Скажите в роды родов,
Великому и малому,
Всей твари дышащей,
Рыбам в воде и птицам в воздухе,
Скажите знающим и незнающим:
«Бойтесь Господа!»
Юбра тоже пел, произнося имя Атона вместо Амона; в хоре это не было слышно. А иногда ошибался, славил бога врагов своих и радовался: знал, что там, куда они идут, уже не будет врагов; лев и агнец будут вместе лежать, и младенец взыграет над норою аспида.
Рядом с Юброю шла нищенка из удела Черной Телицы. Давеча нашел он ее на площади, у горки навозных кирпичиков, полумертвую от голода, привел в чувство и накормил: Небра достал у приятеля-лодочника хлеба для нее и молока для ребеночка. Поев и увидев, что дитя живо, сосет соску, ловко скатанную для него Юброю, она ожила и пошла за ним, как собака идет за накормившим ее человеком. С ним попала и в шествие.
Крепко и ласково держал он ее за руку, как будто вел и эту погибавшую дочь земли в землю новую, и эту скорбную – к Утешителю. Плохо понимала она, что происходит, и, не смея взглянуть на тень бога за тканью завес, только повторяла со всеми:
Слава тебе, Милосердный,
Владыка безмолвных,
Заступник смиренных,
Спаситель низверженных в ад!
Когда вопиют они: «Господи!» —
Ты приходишь к ним издали
И говоришь: «Я здесь!»
В ад низверженной была и она: не придет ли Он к ней, не скажет ли: «Я здесь», – думала она и радовалась так, как будто знала, что там, куда они идут, уже не будет голода и матерям не надо будет красть чужих детей и резать, как баранчиков, чтоб накормить своих.
Первым в левом ряду двенадцати жрецов-нетератефов, несших ковчег, шел Пентаур. Юбра увидел его, и они обменялись взглядами. «А ты как сюда попал, слуга Атонов? Уж не сыщик ли?» – прочел Юбра в глазах Пентаура. «Ну, полно, какие теперь сыщики? Все мы братья», – ответил Юбра тоже взглядом, и тот, казалось, понял, – улыбнулся, как брат.
Шел в толпе и Зен-пророк: мальчик-поводырь вел его за руку. Скорбно до смерти было лицо его, – может быть, он знал, что Кики Безносый прав: только для того и перевернется земля вверх дном, чтобы пришел бог-смерд.
Вышли по улице Медников на священную дорогу Овнов. В самом конце ее тускло-красный шар луны, перерезанный черной иглой обелиска, как суженным зрачком – кошачий глаз, выкатывался медленно из-за святилища Мут.
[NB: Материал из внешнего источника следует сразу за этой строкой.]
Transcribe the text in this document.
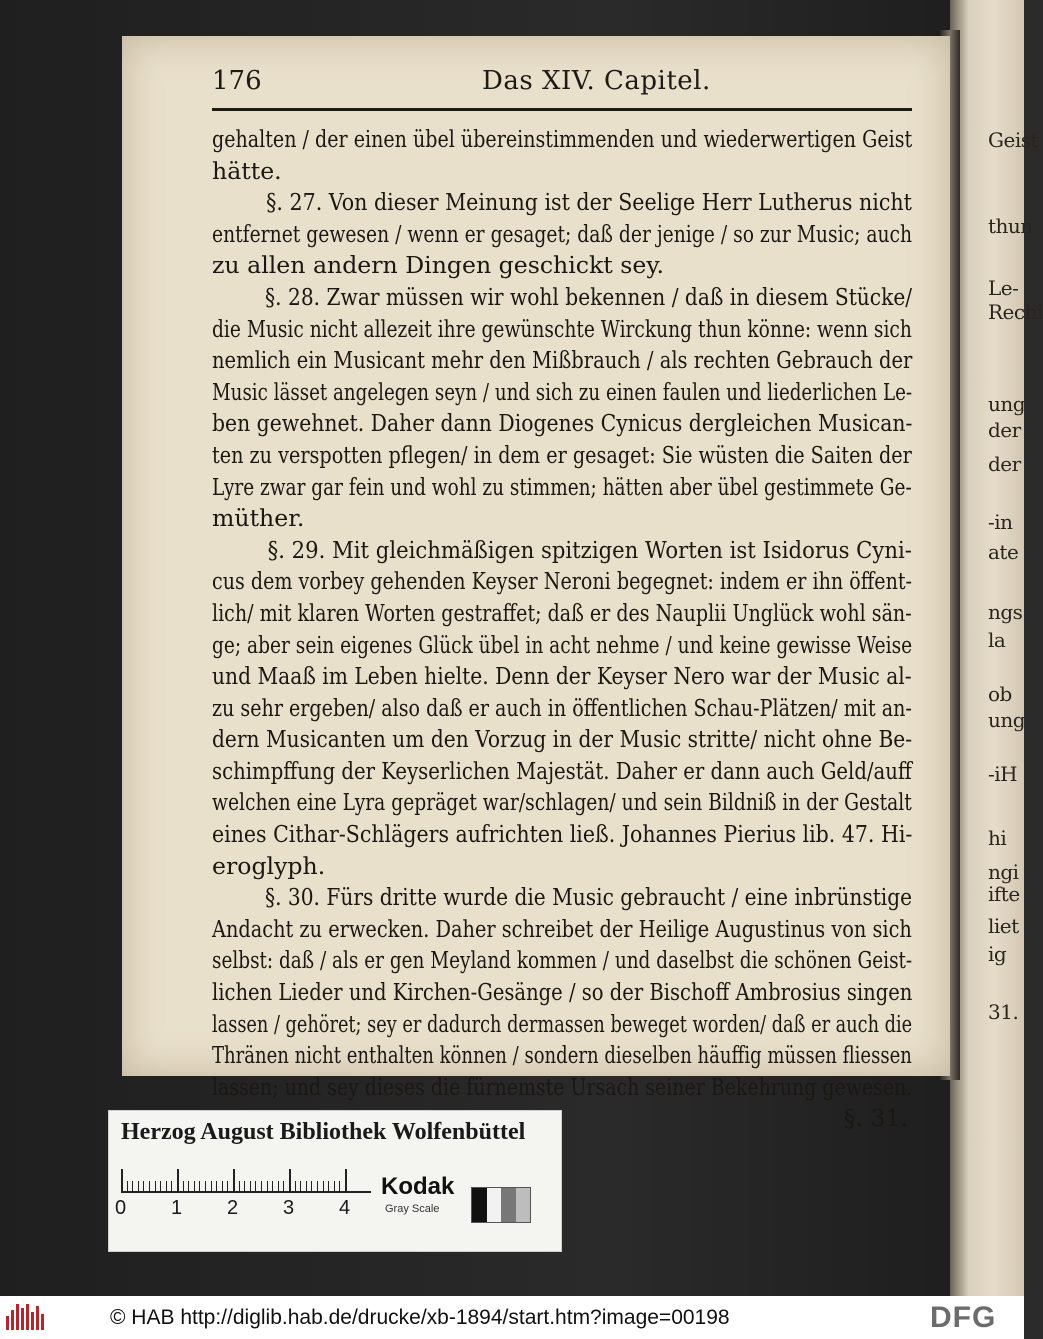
Geist
thun
Le-
Rechi
ung
der
der
-in
ate
ngs
la
ob
ung
-iH
hi
ngi
ifte
liet
ig
31.
176	Das XIV. Capitel.
gehalten / der einen übel übereinstimmenden und wiederwertigen Geist
hätte.
§. 27. Von dieser Meinung ist der Seelige Herr Lutherus nicht
entfernet gewesen / wenn er gesaget; daß der jenige / so zur Music; auch
zu allen andern Dingen geschickt sey.
§. 28. Zwar müssen wir wohl bekennen / daß in diesem Stücke/
die Music nicht allezeit ihre gewünschte Wirckung thun könne: wenn sich
nemlich ein Musicant mehr den Mißbrauch / als rechten Gebrauch der
Music lässet angelegen seyn / und sich zu einen faulen und liederlichen Le-
ben gewehnet. Daher dann Diogenes Cynicus dergleichen Musican-
ten zu verspotten pflegen/ in dem er gesaget: Sie wüsten die Saiten der
Lyre zwar gar fein und wohl zu stimmen; hätten aber übel gestimmete Ge-
müther.
§. 29. Mit gleichmäßigen spitzigen Worten ist Isidorus Cyni-
cus dem vorbey gehenden Keyser Neroni begegnet: indem er ihn öffent-
lich/ mit klaren Worten gestraffet; daß er des Nauplii Unglück wohl sän-
ge; aber sein eigenes Glück übel in acht nehme / und keine gewisse Weise
und Maaß im Leben hielte. Denn der Keyser Nero war der Music al-
zu sehr ergeben/ also daß er auch in öffentlichen Schau-Plätzen/ mit an-
dern Musicanten um den Vorzug in der Music stritte/ nicht ohne Be-
schimpffung der Keyserlichen Majestät. Daher er dann auch Geld/auff
welchen eine Lyra gepräget war/schlagen/ und sein Bildniß in der Gestalt
eines Cithar-Schlägers aufrichten ließ. Johannes Pierius lib. 47. Hi-
eroglyph.
§. 30. Fürs dritte wurde die Music gebraucht / eine inbrünstige
Andacht zu erwecken. Daher schreibet der Heilige Augustinus von sich
selbst: daß / als er gen Meyland kommen / und daselbst die schönen Geist-
lichen Lieder und Kirchen-Gesänge / so der Bischoff Ambrosius singen
lassen / gehöret; sey er dadurch dermassen beweget worden/ daß er auch die
Thränen nicht enthalten können / sondern dieselben häuffig müssen fliessen
lassen; und sey dieses die fürnemste Ursach seiner Bekehrung gewesen.
§. 31.
Herzog August Bibliothek Wolfenbüttel
0 1 2 3 4
Kodak
Gray Scale
© HAB http://diglib.hab.de/drucke/xb-1894/start.htm?image=00198	DFG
Вдруг шествие остановилось. Впереди послышался трубный зык, барабанный бой; засвистели стрелы и камни пращей: то была застава нубийских стрелков и пращников, высланных против бунтовщиков.
Одна стрела вонзилась в подножье ковчега. Жрецы опустили его наземь; люди обступили и покрыли бога телами своими.
Натиск нубийцев был так стремителен, что ливийские наемники дрогнули и побежали бы, если бы не подоспела внезапная помощь.
Давеча Кики Безносый, с кучкою таких же, как сам он, удальцов, прошел с Хеттейской площади на ту насыпную дорогу, где работники, тащившие днем исполинское изваяние царя Ахенатона, полегли на ночь спать тут же, на дороге, кто на соломе, а кто и на голой земле. Большей части их Кики не мог добудиться: спали таким мертвым сном, что казалось, если бы земля под ними горела, не встали бы. Но меньшую часть, сотни три, поднял он одним возгласом: «Грабь!» – повел их на заставу нубийцев и, ударив ей в тыл, решил битву в пользу бунтовщиков.